Social Security and Disability law aren’t easy to navigate — so it’s unsurprising that many questions being asked. While we’re always happy to answer any questions our clients or potential clients may have about the SSD process, we would also like to help give answers to anyone who finds themselves asking about the SSD process.
Here are some of the most common questions that our SSD attorneys hear from our clients:
- Can I seek partial disability?
No, Social Security does not include a claim for partial disability. You must be able to prove total disability. The only caveat to that would be a situation where an individual was disabled for 12+ months but now their medical impairment has improved. In that situation, the claimant may be able to seek a closed period of benefits covering that finite period when they were disabled. You would want to discuss this option with your attorney to see if you meet the requirements to seek a closed period.
- Is it enough that my doctor says I’m disabled?
It’s very beneficial to have an opinion statement from your doctor. However, if that statement is conclusory in nature without an explanation, it’s likely not going to be enough. Moreover, if your doctor’s statement is not supported by your medical records, then an adjudicator or judge is more likely to discount the opinion and not rely on it. The best opinion statements from your doctor are those that are consistent with your medical records and well-reasoned. This type of opinion is very valuable in a disability case. Your Supplemental Security Income (SSI) or Social Security Disability (SSD) attorney will be able to help guide you regarding the type of opinion statement a Social Security Administration (SSA) decision-maker wants to see from your doctor.
- What type of evidence is Social Security Administration considering?
SSA will consider several types of evidence in your claim. You will fill out paperwork as you apply and go through the process that will be considered such as Work History and Activity Function reports detailing your prior work and activities of daily living. The primary evidence in a disability claim is your medical records. Therefore, it is very important to have consistent treatment regarding your disabling impairments. Opinion evidence from your treating provider, as discussed above, is very valuable. If an individual sought Workers Compensation, or has a VA disability rating, or received FMLA in a recent job, then those records will be important. If a claimant had difficulty at their last job, then getting a statement from a supervisor or colleague documenting those difficulties can be helpful. Claimants can also seek statements from family members or friends who know them well and observe their limitations.

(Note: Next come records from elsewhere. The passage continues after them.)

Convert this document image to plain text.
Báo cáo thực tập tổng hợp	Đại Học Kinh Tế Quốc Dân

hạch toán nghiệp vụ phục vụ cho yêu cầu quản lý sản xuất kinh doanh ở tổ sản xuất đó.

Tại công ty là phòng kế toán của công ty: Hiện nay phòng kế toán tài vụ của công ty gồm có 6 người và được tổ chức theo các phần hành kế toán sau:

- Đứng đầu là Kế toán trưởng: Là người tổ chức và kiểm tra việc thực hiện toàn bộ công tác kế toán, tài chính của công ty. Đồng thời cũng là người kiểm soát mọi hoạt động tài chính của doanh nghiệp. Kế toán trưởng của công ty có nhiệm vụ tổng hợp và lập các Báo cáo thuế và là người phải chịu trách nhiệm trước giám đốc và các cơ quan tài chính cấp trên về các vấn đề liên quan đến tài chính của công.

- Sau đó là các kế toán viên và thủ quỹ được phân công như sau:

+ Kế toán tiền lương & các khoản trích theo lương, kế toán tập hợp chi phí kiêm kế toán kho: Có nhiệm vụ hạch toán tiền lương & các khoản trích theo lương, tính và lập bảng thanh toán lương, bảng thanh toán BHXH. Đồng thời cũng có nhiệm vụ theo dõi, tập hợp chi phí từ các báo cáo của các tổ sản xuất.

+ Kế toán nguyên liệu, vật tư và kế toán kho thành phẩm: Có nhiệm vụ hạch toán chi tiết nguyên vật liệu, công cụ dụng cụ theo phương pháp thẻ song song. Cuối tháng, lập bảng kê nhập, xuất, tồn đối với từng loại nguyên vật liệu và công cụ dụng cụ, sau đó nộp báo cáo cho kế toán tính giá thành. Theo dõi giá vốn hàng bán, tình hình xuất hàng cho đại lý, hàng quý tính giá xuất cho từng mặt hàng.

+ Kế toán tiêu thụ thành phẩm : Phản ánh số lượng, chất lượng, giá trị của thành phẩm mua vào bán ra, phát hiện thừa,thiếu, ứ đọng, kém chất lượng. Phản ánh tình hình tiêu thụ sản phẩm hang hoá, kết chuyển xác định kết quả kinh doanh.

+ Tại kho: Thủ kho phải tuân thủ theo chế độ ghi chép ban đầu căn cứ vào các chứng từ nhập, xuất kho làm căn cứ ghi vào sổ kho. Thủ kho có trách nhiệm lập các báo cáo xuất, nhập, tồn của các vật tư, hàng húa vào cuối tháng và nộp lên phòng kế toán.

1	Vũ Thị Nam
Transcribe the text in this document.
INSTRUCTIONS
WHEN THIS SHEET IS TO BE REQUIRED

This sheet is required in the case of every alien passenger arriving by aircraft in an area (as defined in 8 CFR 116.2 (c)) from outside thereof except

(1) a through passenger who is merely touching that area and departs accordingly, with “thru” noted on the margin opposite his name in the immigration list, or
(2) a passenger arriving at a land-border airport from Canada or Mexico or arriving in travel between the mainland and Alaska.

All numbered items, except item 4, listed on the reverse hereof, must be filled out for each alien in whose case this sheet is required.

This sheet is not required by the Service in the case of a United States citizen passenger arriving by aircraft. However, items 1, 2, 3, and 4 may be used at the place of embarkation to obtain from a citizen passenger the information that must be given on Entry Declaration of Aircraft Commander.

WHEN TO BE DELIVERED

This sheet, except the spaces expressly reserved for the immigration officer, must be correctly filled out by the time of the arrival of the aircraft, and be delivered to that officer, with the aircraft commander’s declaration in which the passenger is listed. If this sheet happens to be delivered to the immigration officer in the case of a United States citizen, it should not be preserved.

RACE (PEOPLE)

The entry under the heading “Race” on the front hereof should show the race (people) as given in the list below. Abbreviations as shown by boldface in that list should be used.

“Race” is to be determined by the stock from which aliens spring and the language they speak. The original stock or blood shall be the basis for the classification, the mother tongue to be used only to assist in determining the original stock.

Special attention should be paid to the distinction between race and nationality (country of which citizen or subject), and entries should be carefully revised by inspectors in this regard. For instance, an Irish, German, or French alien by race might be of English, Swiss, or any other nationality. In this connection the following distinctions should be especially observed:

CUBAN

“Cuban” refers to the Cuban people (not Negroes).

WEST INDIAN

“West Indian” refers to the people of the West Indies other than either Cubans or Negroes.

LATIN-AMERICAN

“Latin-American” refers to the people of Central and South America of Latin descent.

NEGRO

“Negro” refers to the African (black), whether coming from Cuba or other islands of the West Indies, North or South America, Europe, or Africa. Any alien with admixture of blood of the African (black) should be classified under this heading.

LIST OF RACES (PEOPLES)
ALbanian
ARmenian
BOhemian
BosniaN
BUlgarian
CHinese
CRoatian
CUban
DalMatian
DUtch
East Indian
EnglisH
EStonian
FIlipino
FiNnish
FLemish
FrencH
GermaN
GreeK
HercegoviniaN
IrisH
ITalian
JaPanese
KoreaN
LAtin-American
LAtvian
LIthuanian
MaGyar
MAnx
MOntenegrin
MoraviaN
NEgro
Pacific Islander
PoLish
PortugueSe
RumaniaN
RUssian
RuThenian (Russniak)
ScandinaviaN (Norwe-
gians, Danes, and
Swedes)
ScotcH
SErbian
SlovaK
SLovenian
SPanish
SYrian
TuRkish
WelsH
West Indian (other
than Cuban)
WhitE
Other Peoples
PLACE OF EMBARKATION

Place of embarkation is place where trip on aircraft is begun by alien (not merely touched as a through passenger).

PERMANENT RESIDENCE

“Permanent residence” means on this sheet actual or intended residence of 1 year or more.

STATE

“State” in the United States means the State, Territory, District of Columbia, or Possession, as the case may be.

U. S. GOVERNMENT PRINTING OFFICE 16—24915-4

- Can I work while I seek benefits?
Yes, you can work while you seek disability benefits if your earnings are under substantial gainful activity ($1130 pre-taxes/month for 2016). If your earnings are under that threshold, then your work most likely will not make you ineligible to seek disability benefits. An adjudicator or a judge, however, may make inferences from your work activity regarding your abilities and limitations. If someone works over substantial gainful activity since their onset of disability, but they cannot sustain the job very long due to their condition, then this work may be considered an unsuccessful work attempt and may serve as an exception to the rule.
- Can I expedite my claim?
Critical claims may be expedited at the hearing officer’s discretion. This only occurs in rare situations. A claim may be deemed critical and expedited in situations such as when a claimant is without food and unable to obtain it; lacks medication or medical care and is unable to obtain it; lacks shelter (e.g. homelessness, imminent eviction or foreclosure); has a 100% VA rating; has a terminal illness; or is suicidal. If you feel like you are in a critical state and you need your claim expedited, then it’s best to contact your social security and disability attorney.